3 L’accord créant une association entre la Communauté économique européenne et la Turquie a été signé le 12 septembre 1963 à Ankara et il a été conclu, approuvé et confirmé au nom de la Communauté économique européenne par la décision 64/732/CEE du Conseil, du 23 décembre 1963 (JO 1964, 217, p. 3685).
4 Le protocole additionnel annexé à cet accord, signé le 23 novembre 1970 à Bruxelles et conclu, approuvé et confirmé au nom de la Communauté économique européenne par le règlement (CEE) no 2760/72 du Conseil, du 19 décembre 1972 (JO 1972, L 293, p. 1, ci-après le « protocole additionnel »), prévoit, à son article 41, paragraphe 1 :
« Les parties contractantes s’abstiennent d’introduire entre elles de nouvelles restrictions à la liberté d’établissement et à la libre prestation des services. »

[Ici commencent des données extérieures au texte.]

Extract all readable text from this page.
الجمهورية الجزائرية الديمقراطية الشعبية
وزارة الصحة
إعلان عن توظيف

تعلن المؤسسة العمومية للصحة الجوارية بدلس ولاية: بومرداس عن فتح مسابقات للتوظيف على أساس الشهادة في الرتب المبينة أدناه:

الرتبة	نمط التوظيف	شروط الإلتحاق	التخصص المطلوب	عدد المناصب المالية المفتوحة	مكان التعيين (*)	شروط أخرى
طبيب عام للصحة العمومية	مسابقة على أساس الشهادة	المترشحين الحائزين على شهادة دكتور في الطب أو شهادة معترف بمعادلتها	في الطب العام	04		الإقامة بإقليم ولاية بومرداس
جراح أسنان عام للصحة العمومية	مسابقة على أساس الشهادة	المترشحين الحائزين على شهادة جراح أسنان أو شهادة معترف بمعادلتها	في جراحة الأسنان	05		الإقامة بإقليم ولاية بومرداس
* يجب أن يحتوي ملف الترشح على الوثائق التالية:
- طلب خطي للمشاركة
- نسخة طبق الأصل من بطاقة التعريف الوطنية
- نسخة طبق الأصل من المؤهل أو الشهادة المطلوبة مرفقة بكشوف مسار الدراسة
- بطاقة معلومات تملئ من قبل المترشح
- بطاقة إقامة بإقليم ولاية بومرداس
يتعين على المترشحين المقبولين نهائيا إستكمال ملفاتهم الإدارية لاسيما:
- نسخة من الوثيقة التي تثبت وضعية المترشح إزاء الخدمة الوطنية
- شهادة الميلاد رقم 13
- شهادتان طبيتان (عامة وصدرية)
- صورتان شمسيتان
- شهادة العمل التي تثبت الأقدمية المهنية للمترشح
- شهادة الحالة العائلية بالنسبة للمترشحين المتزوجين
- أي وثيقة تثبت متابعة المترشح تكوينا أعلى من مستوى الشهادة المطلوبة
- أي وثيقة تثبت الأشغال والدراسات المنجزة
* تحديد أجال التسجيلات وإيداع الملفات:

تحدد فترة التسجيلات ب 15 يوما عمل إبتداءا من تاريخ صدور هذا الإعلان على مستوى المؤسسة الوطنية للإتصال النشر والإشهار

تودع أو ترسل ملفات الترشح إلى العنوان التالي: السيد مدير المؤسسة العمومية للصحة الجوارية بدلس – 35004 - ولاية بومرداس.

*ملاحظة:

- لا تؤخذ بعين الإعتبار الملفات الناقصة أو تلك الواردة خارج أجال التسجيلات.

5 Aux termes de l’article 57 du protocole additionnel :
« Les parties contractantes aménagent progressivement les conditions de participation aux marchés passés par les administrations ou les entreprises publiques, ainsi que les entreprises privées auxquelles des droits spéciaux ou exclusifs [sont] accordés, de façon à éliminer, à la fin d’une période de vingt-deux ans, toute discrimination entre les ressortissants des États membres et ceux de la Turquie établis sur le territoire des parties contractantes.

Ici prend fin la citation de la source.